The single most effective habit is waking up at the same time every day, including weekends. Your body anchors its entire sleep-wake cycle to when it expects morning light and activity. A fixed wake time trains your internal clock so that drowsiness arrives predictably at night.

Set Up Your Bedroom for Sleep

Room temperature has a surprisingly large effect on sleep quality. Your core body temperature needs to drop slightly to initiate and maintain sleep, and a warm room fights that process. Most sleep experts recommend setting your thermostat between 65 and 68°F (about 18 to 20°C).
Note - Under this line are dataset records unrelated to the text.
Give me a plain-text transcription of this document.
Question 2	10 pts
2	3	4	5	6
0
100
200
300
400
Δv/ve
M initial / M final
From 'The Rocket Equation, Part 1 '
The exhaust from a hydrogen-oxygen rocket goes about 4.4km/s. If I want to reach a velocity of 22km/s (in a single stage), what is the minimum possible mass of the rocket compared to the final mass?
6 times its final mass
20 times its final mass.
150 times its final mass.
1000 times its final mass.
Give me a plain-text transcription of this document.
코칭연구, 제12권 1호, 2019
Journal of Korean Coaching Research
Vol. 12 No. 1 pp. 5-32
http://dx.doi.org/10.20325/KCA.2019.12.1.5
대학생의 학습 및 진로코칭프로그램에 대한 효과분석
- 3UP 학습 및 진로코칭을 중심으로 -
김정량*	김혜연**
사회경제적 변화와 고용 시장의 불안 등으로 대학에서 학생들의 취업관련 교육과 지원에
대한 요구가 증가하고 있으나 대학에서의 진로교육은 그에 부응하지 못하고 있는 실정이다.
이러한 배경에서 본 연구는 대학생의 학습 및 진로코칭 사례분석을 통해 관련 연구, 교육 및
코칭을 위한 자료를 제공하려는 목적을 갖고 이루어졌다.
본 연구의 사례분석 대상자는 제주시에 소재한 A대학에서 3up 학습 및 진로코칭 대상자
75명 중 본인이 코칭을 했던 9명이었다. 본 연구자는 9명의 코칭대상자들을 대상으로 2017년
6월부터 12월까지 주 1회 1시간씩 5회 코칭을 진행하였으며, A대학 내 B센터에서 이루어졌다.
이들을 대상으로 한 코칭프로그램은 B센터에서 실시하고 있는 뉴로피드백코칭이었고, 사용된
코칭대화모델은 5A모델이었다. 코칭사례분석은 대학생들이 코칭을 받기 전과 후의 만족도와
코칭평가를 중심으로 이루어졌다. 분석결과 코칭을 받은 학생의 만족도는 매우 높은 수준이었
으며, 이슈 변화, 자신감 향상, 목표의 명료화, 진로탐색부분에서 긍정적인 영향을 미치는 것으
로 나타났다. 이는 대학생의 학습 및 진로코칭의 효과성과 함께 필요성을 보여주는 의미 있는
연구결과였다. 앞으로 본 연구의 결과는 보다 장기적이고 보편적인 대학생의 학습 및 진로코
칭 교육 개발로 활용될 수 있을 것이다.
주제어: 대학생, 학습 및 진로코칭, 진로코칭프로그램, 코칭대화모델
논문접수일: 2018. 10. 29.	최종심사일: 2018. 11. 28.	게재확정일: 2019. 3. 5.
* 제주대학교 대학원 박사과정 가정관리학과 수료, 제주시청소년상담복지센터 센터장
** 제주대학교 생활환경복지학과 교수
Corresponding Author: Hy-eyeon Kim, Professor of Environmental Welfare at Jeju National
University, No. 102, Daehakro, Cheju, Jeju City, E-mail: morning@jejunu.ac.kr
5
For infants, a degree or two warmer, up to about 69°F, is appropriate.

Darkness matters too. Any light exposure during the night, even from a hallway or charging indicator, can interfere with the hormones that keep you asleep. Blackout curtains or a sleep mask are simple fixes that make a measurable difference.

What to Avoid Before Bed

Screens are a bigger problem than most people realize. The blue-enriched light from phones, tablets, and laptops suppresses your body’s natural production of the hormone that signals sleepiness. Harvard Health recommends avoiding bright screens two to three hours before bed. If that feels unrealistic, even one hour of screen-free time before sleep helps, and using night mode or reducing brightness is better than nothing.

Caffeine has a half-life of several hours, meaning half of what you consumed is still circulating in your bloodstream long after you’ve finished your coffee. Research shows that caffeine consumed as early as six hours before bedtime can disrupt sleep, even when you don’t feel wired. A practical cutoff is around 2 or 3 p.m. for anyone with a standard evening bedtime.

Eating a large meal too close to bedtime forces your digestive system into high gear right when your body is trying to wind down. A light dinner finished two to three hours before sleep gives your body time to transition. This is especially important if you’re prone to acid reflux, since lying down on a full stomach makes symptoms worse regardless of your sleep position.